Algo de eso puede haberme ocurrido cuando visité la Universidad de Venezuela para
dictar una charla. Horas antes de la actividad varios universitarios “antichavistas” habían
circulado en la Internet citas de un artículo mío publicado hace meses en 80grados (en
San Juan de Puerto Rico) que añadía la irrupción de Chávez en el panorama
latinoamericano a una lista de acontecimientos favorables a la emergencia del
pensamiento salvaje. Los e-mails circulados en la Facultad de Letras cuestionaban cómo
un profesor de una universidad norteamericana como Pittsburgh se atrevía a hacer ese
tipo de expresión favorable a un gobernante que estrangulaba financieramente a las
universidades venezolanas públicas por ser mayoritariamente opositoras y luego
presentarse como si tal cosa, nada menos que en la Universidad Central de Venezuela.
Gran cantidad de chavistas y antichavistas abarrotaron la sala de conferencias.
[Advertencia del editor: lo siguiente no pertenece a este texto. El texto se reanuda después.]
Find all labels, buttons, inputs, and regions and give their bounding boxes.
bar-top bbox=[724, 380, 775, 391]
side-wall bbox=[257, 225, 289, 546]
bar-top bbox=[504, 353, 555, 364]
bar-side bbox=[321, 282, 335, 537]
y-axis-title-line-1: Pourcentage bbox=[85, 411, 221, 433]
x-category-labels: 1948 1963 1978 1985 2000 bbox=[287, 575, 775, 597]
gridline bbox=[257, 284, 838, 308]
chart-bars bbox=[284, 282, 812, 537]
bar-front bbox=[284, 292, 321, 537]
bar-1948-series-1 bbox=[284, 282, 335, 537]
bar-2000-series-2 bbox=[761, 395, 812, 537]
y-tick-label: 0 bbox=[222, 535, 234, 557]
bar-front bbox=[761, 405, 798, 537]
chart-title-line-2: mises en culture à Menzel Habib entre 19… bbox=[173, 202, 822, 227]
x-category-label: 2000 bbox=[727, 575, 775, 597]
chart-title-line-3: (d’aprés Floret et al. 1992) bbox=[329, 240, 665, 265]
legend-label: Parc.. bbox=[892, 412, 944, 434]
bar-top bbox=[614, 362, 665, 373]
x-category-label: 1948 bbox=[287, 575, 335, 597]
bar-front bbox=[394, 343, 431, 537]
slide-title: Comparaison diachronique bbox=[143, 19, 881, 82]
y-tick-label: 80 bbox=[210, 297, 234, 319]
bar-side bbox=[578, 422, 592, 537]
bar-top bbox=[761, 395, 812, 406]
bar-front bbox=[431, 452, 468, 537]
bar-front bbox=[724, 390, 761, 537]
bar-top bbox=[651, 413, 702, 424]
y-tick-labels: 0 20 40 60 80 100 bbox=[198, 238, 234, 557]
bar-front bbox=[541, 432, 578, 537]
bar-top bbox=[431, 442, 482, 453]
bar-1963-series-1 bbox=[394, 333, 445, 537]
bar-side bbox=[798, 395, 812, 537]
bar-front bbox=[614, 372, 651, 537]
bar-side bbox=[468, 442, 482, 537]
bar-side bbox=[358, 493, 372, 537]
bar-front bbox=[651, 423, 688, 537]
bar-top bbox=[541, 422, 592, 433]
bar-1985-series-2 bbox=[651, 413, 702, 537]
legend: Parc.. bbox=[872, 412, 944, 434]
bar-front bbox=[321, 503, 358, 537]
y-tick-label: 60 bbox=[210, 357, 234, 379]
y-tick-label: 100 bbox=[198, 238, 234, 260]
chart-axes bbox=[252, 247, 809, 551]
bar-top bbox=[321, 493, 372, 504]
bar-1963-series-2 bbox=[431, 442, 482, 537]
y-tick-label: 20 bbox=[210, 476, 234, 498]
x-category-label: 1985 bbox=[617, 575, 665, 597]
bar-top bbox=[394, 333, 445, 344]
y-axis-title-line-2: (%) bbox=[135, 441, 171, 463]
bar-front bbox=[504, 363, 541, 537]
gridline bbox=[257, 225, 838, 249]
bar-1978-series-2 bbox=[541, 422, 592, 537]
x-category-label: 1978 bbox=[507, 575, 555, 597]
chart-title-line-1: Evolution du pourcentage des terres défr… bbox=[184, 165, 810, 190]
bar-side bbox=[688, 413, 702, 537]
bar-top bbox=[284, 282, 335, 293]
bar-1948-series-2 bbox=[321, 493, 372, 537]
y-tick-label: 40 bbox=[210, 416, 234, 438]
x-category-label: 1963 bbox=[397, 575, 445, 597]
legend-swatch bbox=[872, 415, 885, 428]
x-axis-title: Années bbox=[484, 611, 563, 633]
Terminada mi exposición, hubo un turno de careo, en todo momento respetuoso, en el
cual se me pidió explicara cómo era posible que un estado fuerte y autoritario
contribuyera a la emergencia de un pensamiento salvaje que por definición se opone a
lo que Gilles Deleuze llama el “conocimiento de estado”. El artículo mío citado, de hecho,
explica esa aparente paradoja, y aclaré el asunto como mejor pude, pero lo importante
es el sentido del lugar y de las personas presentes que se sobrepuso a la contienda
teórica allí dirimida. Capté al instante que era impertinente hacer ninguna expresión de
solidaridad con ningún bando, no por evitar la controversia ni por cuestión de tacto en
una situación extranjera, sino porque había ido percibiendo, en el tiempo que llevaba
conversando con diversas personas, casi todos intelectuales de la literatura y la cultura,
que lo que importaba era, no el bando asumido o dejado de asumir ni la carencia de
ellos para adaptarse a tal o cual paradigma del intelectual dada una situación política
nacional de polarización y conflicto, sino el exceso desbordante de todo paradigma, en
términos de pasión, talento, deseo e inteligencia que esa misma polarización cataliza en
cuanto potencial inmanente a un mismo plano de coherencia. Si alguna solidaridad cabía
era con los Calibanes, Prósperos y Arieles, todos muy singulares que desplegaban un
teatro de libre indeterminación de las figuras y de la imaginación político-cultural, esto, al
menos en el terreno de una política de la cultura y del pensamiento que pide
gestionarse, no en los grandes metalenguajes ni en las solidaridades con secuencias
políticas molares, macrológicas, sino en los infralenguajes y solidaridades con
interrupciones políticas moleculares, micrológicas, gestuales y afectivas a las que apunta,
por ejemplo, un José Lezama Lima en su república secreta de la amistad, regida, no por
el príncipe moderno, sino por ese señor barroco muy caribeño y americano, que más bien
sólo “señorea”, si acaso, sus sueños y sus placeres y ni siquiera su imprevisible
exposición a la exterioridad inconmensurable de su medio.